Staking Mechanism: Accepted validators must stake a predetermined amount of Clip Tokens. This stake serves two primary purposes:
Economic Security: By requiring validators to lock up valuable assets, we create a financial disincentive for malicious behavior in the intent-solving process.
Performance Incentive: The stake also serves as collateral against poor performance, encouraging validators to maintain high uptime and accuracy in processing intents.
Slashing Mechanism: We implement a slashing mechanism to penalize misbehavior:
Slashing involves the confiscation of a portion of a validator's staked tokens.
In our intent solver network, slashable offenses include fraudulently aborting transactions or consistently failing to validate intents accurately.
The slashing amount is calculated based on the amount of lost profit.
This system of staking and slashing creates a self-regulating network where validators are economically incentivized to act in the best interests of the Clip Finance ecosystem, ensuring reliable and secure cross-chain transactions.
Secure Capital Allocation For Decentralized Solving
Our system implements a secure method for managing capital flow between users and decentralized solver nodes:
Smart contracts serve as the initial point of interaction for users, accepting deposits and issuing staked ETH rebase assets which are redeemable 1:1 for the original asset. This creates a secure entry point for user funds into the solving ecosystem.
Since solving requires holding funds in Externally Owned Accounts (EOAs) operated by decentralized nodes, we've developed an automated process to securely move capital between smart contracts and these nodes. This automation is crucial for maintaining both security and operational efficiency.
Proposer nodes continuously monitor the blockchain for withdrawal events. This event monitoring is similar to how bridge nodes operate in cross-chain systems, ensuring real-time awareness of capital movements.

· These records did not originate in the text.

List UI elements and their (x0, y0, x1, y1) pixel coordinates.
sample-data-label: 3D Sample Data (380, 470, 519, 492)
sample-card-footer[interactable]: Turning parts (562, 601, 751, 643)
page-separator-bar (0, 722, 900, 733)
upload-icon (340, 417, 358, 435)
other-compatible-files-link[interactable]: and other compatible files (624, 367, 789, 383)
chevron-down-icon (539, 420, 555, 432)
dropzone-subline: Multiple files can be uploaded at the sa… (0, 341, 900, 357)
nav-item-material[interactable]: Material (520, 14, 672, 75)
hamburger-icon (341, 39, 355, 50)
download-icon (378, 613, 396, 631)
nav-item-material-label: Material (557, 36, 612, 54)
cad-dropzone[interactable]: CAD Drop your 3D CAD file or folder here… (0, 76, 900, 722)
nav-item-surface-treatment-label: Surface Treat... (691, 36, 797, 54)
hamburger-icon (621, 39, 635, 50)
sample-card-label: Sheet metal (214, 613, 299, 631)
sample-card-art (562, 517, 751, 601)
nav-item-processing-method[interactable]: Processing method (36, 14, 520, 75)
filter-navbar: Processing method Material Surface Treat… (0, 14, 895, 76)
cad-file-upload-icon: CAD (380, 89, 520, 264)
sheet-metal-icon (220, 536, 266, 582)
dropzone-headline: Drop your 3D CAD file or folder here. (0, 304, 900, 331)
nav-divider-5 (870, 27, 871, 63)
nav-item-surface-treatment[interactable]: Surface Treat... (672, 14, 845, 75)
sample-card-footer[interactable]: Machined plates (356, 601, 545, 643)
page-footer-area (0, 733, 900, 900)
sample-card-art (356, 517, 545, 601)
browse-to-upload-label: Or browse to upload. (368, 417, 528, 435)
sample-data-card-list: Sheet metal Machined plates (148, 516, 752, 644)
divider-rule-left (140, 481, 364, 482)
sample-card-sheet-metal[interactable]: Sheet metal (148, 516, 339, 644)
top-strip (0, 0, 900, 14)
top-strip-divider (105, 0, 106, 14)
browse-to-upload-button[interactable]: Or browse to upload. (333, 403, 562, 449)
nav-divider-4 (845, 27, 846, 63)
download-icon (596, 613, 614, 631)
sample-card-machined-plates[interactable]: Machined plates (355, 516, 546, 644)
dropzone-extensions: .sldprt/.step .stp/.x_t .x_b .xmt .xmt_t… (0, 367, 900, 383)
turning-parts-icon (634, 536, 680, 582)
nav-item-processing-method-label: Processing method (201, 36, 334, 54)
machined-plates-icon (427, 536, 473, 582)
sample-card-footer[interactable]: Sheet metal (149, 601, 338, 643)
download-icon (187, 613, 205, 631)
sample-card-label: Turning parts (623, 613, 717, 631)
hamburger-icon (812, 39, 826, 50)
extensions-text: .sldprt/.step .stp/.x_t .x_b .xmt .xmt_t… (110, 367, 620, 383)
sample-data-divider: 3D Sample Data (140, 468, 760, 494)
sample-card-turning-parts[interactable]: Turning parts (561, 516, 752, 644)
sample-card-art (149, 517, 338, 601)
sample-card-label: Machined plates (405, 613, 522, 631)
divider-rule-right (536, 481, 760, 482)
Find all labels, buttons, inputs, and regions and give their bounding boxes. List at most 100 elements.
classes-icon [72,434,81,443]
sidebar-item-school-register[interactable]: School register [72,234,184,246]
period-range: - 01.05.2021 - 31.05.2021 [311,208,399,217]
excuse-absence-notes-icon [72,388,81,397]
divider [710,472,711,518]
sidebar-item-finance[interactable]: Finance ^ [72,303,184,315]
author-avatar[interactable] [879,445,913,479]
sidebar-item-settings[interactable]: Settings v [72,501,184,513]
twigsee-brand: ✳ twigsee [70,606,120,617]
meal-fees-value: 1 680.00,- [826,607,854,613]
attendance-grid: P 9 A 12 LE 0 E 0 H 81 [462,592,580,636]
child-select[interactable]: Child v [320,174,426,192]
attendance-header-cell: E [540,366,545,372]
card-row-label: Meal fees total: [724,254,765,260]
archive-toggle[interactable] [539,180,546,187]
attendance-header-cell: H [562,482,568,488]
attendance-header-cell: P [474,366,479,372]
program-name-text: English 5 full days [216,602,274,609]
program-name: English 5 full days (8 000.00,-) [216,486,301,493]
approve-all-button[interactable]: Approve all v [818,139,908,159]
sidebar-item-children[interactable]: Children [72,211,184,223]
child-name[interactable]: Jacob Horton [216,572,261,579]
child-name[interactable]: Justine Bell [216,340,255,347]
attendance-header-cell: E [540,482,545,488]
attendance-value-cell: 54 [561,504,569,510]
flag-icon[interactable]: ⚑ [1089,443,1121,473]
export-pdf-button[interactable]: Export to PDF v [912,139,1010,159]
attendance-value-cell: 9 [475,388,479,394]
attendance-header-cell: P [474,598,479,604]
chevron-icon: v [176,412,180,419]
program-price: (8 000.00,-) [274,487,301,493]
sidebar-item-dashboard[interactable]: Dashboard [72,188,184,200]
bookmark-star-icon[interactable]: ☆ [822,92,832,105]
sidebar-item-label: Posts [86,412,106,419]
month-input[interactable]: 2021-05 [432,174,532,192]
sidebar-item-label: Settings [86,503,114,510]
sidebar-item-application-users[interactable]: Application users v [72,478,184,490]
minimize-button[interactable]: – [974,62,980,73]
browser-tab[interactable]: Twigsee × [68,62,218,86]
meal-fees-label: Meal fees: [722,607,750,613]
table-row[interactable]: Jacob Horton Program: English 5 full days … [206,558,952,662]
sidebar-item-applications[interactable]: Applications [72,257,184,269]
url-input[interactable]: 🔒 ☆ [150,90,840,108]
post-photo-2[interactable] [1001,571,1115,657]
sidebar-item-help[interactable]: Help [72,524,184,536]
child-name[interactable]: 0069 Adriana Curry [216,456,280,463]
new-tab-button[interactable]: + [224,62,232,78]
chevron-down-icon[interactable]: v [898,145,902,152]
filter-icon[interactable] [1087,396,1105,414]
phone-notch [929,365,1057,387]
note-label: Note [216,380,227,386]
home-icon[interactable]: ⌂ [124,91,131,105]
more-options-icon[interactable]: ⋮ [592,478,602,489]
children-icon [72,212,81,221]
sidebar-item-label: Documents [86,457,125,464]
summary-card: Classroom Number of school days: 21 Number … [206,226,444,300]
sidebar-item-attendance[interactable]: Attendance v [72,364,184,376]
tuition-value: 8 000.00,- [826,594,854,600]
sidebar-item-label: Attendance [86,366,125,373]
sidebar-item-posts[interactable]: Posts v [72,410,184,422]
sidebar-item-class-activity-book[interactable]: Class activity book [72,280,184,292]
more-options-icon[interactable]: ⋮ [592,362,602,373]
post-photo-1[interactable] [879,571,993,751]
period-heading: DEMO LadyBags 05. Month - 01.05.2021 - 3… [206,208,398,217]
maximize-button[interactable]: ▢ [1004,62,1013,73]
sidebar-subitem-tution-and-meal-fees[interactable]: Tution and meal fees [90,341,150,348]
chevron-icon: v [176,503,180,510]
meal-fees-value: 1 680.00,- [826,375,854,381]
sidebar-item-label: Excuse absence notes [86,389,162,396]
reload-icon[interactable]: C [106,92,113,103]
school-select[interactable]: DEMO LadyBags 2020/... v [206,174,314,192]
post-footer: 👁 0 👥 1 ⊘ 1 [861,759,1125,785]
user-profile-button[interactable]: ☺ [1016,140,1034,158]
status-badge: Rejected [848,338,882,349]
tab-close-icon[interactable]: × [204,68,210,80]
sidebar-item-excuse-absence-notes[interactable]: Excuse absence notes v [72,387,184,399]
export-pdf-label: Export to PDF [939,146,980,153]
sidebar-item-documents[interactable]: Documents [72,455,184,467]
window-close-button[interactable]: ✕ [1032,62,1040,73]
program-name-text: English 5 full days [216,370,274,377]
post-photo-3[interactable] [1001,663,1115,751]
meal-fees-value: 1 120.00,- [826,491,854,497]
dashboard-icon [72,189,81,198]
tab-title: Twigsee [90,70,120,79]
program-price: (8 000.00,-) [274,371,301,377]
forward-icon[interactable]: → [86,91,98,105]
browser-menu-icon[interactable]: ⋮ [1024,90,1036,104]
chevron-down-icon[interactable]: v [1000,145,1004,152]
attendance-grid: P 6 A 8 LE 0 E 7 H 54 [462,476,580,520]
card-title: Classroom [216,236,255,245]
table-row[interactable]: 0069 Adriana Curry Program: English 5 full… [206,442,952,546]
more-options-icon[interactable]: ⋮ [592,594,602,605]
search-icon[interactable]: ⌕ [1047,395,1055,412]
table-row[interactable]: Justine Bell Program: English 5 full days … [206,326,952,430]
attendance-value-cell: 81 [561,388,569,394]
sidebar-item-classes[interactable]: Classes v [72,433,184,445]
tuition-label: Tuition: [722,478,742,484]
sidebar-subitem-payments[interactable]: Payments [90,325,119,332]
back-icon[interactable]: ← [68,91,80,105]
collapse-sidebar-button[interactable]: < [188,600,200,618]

When a user makes a deposit, the funds are automatically channeled to the node address for use in solving operations. For withdrawals, the process is more complex:
Proposer nodes listen for withdrawal requests.
They create batch withdrawal proposals based on the time sequence of requests.
These proposals are sent to the validator node.
Validator nodes, having independently observed the same withdrawal requests, validate the proposal and execute it.
To ensure transparency and foster trust, all event-tracking components of our system are open-sourced. We consider this functionality fundamental and not a competitive differentiator. This approach allows for community verification of the capital movement process and encourages collaborative improvement of the system.
This comprehensive approach to capital allocation ensures that funds are securely managed throughout the solving process, from user deposit to withdrawal, while maintaining the decentralized nature of the network.